Für das Restless-Legs-Syndrom (RLS) wird zwar auch immer wieder einmal eine erhöhte Koinzidenz mit Epilepsie diskutiert, meines Wissens bislang aber nicht belegt. Allerdings gibt es kasuistische Beschreibungen einer Induktion durch Antiepileptika wie Methsuximid und Phenytoin [10] bzw. Zonisamid [11], während für Gabapentin eine Besserung auch durch eine plazebokontrollierte Studie belegt werden konnte [12] [13].
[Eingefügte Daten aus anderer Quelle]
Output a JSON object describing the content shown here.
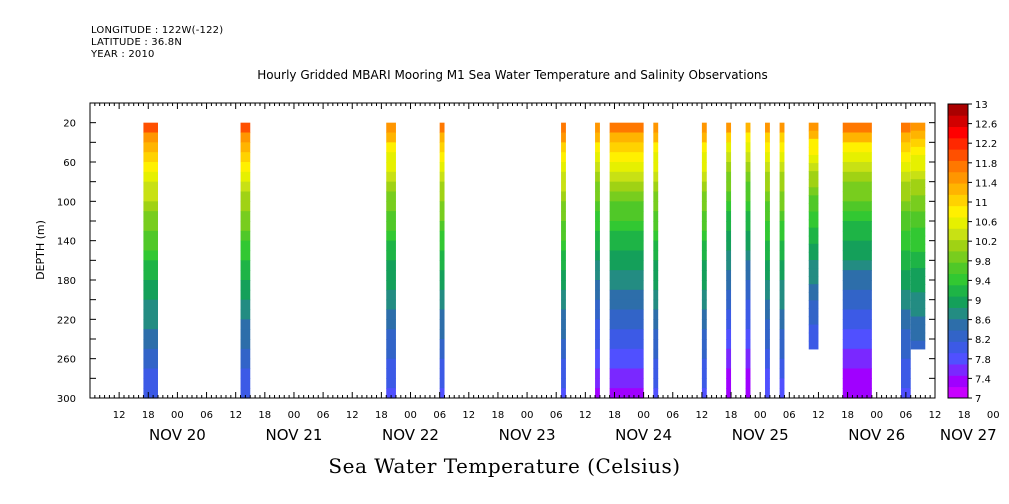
{
  "meta": {
    "longitude": "LONGITUDE : 122W(-122)",
    "latitude": "LATITUDE : 36.8N",
    "year": "YEAR : 2010"
  },
  "title": "Hourly Gridded MBARI Mooring M1 Sea Water Temperature and Salinity Observations",
  "xlabel": "Sea Water Temperature (Celsius)",
  "ylabel": "DEPTH (m)",
  "colors": {
    "scale": [
      "#c800ff",
      "#a000ff",
      "#7a28ff",
      "#5050ff",
      "#3c5ae6",
      "#3264c8",
      "#2d6eaa",
      "#238c82",
      "#14a05a",
      "#1eb446",
      "#32c832",
      "#50c828",
      "#78cd1e",
      "#a0d214",
      "#c8e114",
      "#e6f000",
      "#fff000",
      "#ffd200",
      "#ffb400",
      "#ff9600",
      "#ff7800",
      "#ff5000",
      "#ff2800",
      "#ff0000",
      "#d20000",
      "#aa0000"
    ]
  },
  "chart_data": {
    "type": "heatmap",
    "x_axis": {
      "hour_ticks": [
        "12",
        "18",
        "00",
        "06",
        "12",
        "18",
        "00",
        "06",
        "12",
        "18",
        "00",
        "06",
        "12",
        "18",
        "00",
        "06",
        "12",
        "18",
        "00",
        "06",
        "12",
        "18",
        "00",
        "06",
        "12",
        "18",
        "00",
        "06",
        "12",
        "18",
        "00",
        "06",
        "12",
        "18",
        "00",
        "06"
      ],
      "day_labels": [
        "NOV 20",
        "NOV 21",
        "NOV 22",
        "NOV 23",
        "NOV 24",
        "NOV 25",
        "NOV 26",
        "NOV 27"
      ],
      "range": [
        "2010-11-20 06:00",
        "2010-11-27 12:00"
      ]
    },
    "y_axis": {
      "label": "DEPTH (m)",
      "range": [
        0,
        300
      ],
      "reversed": true,
      "ticks": [
        "20",
        "60",
        "100",
        "140",
        "180",
        "220",
        "260",
        "300"
      ]
    },
    "colorbar": {
      "labels": [
        "13",
        "12.6",
        "12.2",
        "11.8",
        "11.4",
        "11",
        "10.6",
        "10.2",
        "9.8",
        "9.4",
        "9",
        "8.6",
        "8.2",
        "7.8",
        "7.4",
        "7"
      ],
      "min": 7,
      "max": 13,
      "step": 0.2
    },
    "observations": [
      {
        "start": "2010-11-20 17:00",
        "end": "2010-11-20 20:00",
        "surface_temp": 12.5,
        "bottom_temp": 7.9,
        "max_depth": 300
      },
      {
        "start": "2010-11-21 13:00",
        "end": "2010-11-21 15:00",
        "surface_temp": 12.4,
        "bottom_temp": 7.9,
        "max_depth": 300
      },
      {
        "start": "2010-11-22 19:00",
        "end": "2010-11-22 21:00",
        "surface_temp": 12.0,
        "bottom_temp": 7.8,
        "max_depth": 300
      },
      {
        "start": "2010-11-23 06:00",
        "end": "2010-11-23 07:00",
        "surface_temp": 12.2,
        "bottom_temp": 7.8,
        "max_depth": 300
      },
      {
        "start": "2010-11-24 07:00",
        "end": "2010-11-24 08:00",
        "surface_temp": 12.3,
        "bottom_temp": 7.8,
        "max_depth": 300
      },
      {
        "start": "2010-11-24 14:00",
        "end": "2010-11-24 15:00",
        "surface_temp": 12.1,
        "bottom_temp": 7.4,
        "max_depth": 300
      },
      {
        "start": "2010-11-24 17:00",
        "end": "2010-11-25 00:00",
        "surface_temp": 12.3,
        "bottom_temp": 7.4,
        "max_depth": 300
      },
      {
        "start": "2010-11-25 02:00",
        "end": "2010-11-25 03:00",
        "surface_temp": 12.0,
        "bottom_temp": 7.8,
        "max_depth": 300
      },
      {
        "start": "2010-11-25 12:00",
        "end": "2010-11-25 13:00",
        "surface_temp": 12.0,
        "bottom_temp": 7.8,
        "max_depth": 300
      },
      {
        "start": "2010-11-25 17:00",
        "end": "2010-11-25 18:00",
        "surface_temp": 11.9,
        "bottom_temp": 7.2,
        "max_depth": 300
      },
      {
        "start": "2010-11-25 21:00",
        "end": "2010-11-25 22:00",
        "surface_temp": 11.8,
        "bottom_temp": 7.2,
        "max_depth": 300
      },
      {
        "start": "2010-11-26 01:00",
        "end": "2010-11-26 02:00",
        "surface_temp": 11.9,
        "bottom_temp": 7.7,
        "max_depth": 300
      },
      {
        "start": "2010-11-26 04:00",
        "end": "2010-11-26 05:00",
        "surface_temp": 11.9,
        "bottom_temp": 7.8,
        "max_depth": 300
      },
      {
        "start": "2010-11-26 10:00",
        "end": "2010-11-26 12:00",
        "surface_temp": 12.0,
        "bottom_temp": 7.9,
        "max_depth": 250
      },
      {
        "start": "2010-11-26 17:00",
        "end": "2010-11-26 23:00",
        "surface_temp": 12.2,
        "bottom_temp": 7.2,
        "max_depth": 300
      },
      {
        "start": "2010-11-27 05:00",
        "end": "2010-11-27 07:00",
        "surface_temp": 12.1,
        "bottom_temp": 7.8,
        "max_depth": 300
      },
      {
        "start": "2010-11-27 07:00",
        "end": "2010-11-27 10:00",
        "surface_temp": 12.0,
        "bottom_temp": 8.3,
        "max_depth": 250
      }
    ]
  }
}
Last not least zum Parkinsonsyndrom. Neben den idiopathischen Formen sind Erkrankungen infolge exogener Einflüsse wie z. B. die Einnahme von Neuroleptika allgemein bekannt. Bei einem Kind mit Doppelkortexsyndrom wurde unter Vagusnervstimulation ein induzierter und entsprechend reversibler Parkinsonismus beschrieben [14]. Aber auch einige Antiepileptika können eine medikamentös bedingte Parkinsonsymptomatik hervorrufen. Dies ist insbesondere für Valproinsäure gut belegt [15] [16] [17], kasuistisch auch für Phenytoin [18] und Pregabalin [19] beschrieben. Zonisamid ist das einzige Antiepileptikum, von dem ein günstiger Effekt auf ein (vorbestehendes) Parkinsonsyndrom bekannt ist [20] und das u. a. in den USA deswegen auch eine Zulassung zur Add-on-Therapie des Parkinsonsyndroms hat, weshalb über einen bevorzugten Einsatz bei einer Komorbidität nachgedacht werden sollte.